Even in its marketplace version, the petty bourgeoisie will be ripped out of its most characteristic grounds -such as proximity trading- furiously by over-accumulated capitals in need of profitable occupations, even if only in "niche sectors". Although it will be reborn with every technological innovation time and time again... it will be irremediably cut down like weeds by the scythe of big capital. More importantly, it will be increasingly close to the root. This is the meaning of the institutionalization of "venture capital" and the "start up" industry. The point at which the "entrepreneur" turns from an owner-producer of his own company to an officer-manager of a placement for surplus financial capital, ready to speculate with the company as a whole, is already placed in what the "entrepreneurship" manuals call the passage "from the business idea to reality".

The petty bourgeoisie will become an increasingly active centrifugal element in the state. Thus, the reactionary character of their ideologies will skyrocket under capitalist decadence until they become even dysfunctional for the bourgeoisie itself as a whole.
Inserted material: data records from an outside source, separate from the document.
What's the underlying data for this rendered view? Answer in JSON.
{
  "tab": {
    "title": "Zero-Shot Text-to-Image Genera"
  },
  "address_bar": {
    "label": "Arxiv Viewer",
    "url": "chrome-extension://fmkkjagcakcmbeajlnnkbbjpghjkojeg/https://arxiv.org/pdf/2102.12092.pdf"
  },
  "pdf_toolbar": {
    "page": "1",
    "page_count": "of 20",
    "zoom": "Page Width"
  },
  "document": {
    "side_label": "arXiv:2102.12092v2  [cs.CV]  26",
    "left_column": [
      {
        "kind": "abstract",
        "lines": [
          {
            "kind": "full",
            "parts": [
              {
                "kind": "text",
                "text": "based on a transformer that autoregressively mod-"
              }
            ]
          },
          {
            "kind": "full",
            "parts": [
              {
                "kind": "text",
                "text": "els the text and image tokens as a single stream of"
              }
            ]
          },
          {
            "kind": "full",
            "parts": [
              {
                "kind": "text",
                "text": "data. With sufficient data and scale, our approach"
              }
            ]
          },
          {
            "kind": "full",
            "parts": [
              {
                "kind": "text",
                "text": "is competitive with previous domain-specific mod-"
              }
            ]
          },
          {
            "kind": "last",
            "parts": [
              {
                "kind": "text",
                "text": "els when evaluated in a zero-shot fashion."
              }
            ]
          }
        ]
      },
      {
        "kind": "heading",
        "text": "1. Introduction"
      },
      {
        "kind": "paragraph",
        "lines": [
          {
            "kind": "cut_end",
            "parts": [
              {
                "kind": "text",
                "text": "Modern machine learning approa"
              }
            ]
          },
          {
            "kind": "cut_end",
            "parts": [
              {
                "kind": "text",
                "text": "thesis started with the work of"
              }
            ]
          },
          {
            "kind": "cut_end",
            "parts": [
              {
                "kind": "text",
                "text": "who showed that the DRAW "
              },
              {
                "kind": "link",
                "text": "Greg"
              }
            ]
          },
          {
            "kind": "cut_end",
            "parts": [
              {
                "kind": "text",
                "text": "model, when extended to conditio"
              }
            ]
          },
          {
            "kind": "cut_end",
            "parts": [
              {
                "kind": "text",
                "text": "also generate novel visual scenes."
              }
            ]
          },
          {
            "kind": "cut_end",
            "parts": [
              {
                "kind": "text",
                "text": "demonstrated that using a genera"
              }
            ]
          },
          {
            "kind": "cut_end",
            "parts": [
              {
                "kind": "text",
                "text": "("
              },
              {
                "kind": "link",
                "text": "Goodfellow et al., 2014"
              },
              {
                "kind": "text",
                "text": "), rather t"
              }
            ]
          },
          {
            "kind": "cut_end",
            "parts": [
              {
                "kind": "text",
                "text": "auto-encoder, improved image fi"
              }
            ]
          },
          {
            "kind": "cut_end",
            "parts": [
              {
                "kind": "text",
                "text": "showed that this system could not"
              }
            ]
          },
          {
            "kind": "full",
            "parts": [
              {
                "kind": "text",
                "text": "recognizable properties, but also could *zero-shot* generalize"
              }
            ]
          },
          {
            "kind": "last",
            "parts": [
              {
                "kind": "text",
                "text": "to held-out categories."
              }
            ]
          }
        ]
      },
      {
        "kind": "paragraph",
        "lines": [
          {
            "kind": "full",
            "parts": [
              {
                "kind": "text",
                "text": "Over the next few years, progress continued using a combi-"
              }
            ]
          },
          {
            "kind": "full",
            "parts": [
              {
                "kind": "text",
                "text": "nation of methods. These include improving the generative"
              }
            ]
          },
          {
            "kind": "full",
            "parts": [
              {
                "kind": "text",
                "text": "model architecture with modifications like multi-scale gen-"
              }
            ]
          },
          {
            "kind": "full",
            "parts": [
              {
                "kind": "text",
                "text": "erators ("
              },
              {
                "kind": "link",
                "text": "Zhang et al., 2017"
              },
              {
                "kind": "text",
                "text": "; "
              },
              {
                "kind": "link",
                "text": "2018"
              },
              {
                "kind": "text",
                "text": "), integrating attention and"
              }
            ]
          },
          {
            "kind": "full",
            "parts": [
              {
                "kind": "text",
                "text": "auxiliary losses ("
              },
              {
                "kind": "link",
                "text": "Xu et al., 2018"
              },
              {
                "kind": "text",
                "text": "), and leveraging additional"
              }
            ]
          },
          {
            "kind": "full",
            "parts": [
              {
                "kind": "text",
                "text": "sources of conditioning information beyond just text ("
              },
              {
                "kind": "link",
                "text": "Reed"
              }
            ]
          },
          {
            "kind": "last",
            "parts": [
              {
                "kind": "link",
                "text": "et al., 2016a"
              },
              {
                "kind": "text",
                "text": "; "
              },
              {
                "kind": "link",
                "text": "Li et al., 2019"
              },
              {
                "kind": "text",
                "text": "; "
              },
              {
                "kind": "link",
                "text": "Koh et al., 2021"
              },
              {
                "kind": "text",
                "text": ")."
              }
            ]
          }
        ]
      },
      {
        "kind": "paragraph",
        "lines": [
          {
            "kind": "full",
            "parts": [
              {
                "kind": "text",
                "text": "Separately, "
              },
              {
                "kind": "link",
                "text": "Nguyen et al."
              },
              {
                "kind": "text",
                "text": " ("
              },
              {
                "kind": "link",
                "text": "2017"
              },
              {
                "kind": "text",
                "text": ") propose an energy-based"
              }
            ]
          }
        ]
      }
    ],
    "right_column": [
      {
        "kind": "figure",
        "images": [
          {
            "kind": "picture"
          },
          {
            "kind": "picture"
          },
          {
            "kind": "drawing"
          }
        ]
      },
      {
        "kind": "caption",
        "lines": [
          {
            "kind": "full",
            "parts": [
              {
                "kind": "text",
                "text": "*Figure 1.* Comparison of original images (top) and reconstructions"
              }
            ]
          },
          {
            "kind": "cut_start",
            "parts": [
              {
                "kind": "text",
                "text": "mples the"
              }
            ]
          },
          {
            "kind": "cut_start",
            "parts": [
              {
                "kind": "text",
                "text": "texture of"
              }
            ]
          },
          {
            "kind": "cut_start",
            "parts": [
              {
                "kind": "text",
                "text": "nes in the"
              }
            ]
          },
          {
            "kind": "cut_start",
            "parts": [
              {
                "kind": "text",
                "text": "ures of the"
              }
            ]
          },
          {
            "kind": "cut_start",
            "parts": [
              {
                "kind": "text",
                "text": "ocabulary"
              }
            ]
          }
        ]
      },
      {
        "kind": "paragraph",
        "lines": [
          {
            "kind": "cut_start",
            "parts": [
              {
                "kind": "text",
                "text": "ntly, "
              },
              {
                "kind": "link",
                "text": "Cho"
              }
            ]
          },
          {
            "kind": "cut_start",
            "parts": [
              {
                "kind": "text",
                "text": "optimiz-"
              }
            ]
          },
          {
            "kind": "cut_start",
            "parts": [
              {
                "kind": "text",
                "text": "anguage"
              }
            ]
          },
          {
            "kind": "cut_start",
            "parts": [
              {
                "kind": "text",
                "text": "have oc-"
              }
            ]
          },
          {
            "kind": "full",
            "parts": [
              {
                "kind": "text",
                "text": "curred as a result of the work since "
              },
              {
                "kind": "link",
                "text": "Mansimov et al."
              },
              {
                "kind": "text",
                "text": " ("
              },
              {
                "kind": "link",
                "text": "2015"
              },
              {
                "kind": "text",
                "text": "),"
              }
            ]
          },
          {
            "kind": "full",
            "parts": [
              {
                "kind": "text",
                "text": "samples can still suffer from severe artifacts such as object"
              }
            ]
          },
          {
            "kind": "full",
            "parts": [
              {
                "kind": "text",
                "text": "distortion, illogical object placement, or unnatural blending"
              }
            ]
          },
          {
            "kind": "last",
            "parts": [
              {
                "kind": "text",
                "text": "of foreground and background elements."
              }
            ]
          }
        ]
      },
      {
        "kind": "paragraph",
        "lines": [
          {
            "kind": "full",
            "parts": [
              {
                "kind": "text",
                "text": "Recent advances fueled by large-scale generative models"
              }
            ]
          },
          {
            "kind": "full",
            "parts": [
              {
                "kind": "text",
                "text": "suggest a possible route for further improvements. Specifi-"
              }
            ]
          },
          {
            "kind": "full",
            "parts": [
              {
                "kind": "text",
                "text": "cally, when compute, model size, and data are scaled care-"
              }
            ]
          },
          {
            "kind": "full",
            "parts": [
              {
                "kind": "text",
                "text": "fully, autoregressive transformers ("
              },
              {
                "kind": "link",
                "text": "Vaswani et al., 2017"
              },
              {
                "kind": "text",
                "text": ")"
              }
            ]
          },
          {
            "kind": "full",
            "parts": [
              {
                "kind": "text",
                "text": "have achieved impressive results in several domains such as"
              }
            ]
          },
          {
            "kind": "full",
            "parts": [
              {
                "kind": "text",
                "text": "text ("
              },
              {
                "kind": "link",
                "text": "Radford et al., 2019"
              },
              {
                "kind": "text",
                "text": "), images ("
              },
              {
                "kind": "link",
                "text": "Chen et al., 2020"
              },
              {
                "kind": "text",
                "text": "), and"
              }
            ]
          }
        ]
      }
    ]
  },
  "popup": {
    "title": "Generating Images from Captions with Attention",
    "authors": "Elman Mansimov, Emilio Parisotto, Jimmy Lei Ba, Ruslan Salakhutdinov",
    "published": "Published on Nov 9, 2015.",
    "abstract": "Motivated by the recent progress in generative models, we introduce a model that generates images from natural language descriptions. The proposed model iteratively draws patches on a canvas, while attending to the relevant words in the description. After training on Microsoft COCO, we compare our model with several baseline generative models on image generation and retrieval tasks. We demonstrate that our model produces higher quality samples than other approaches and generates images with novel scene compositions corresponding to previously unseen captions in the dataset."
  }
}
Let us not forget that beyond merchants and petty industrialists, the petty bourgeoisie is the "intellectual class" par excellence, manufacturer of à la carte ideologies, the sauce and spirit of all cultural movements.

The images it portrays itself as a class express its resistance, but also its inability to overcome capitalism. The petty bourgeoisie expresses itself in ways that are as sophisticated as they are sometimes eccentric. In all of them there appears again and again the idea of the impossible backward step, the "return" to an impossible conciliation of classes -under more or less popular nationalism or the imagination of a commodified world where accumulation would have never existed. In other words, it will oscillate between the thousand flavors of a national liberation that can only be reactionary nowadays, and propose to "degrow" towards a society that, instead of liberating the gigantic productive forces and knowledge that capitalism has bequeathed to us, appeases them... through immense sacrifices by the immense majority.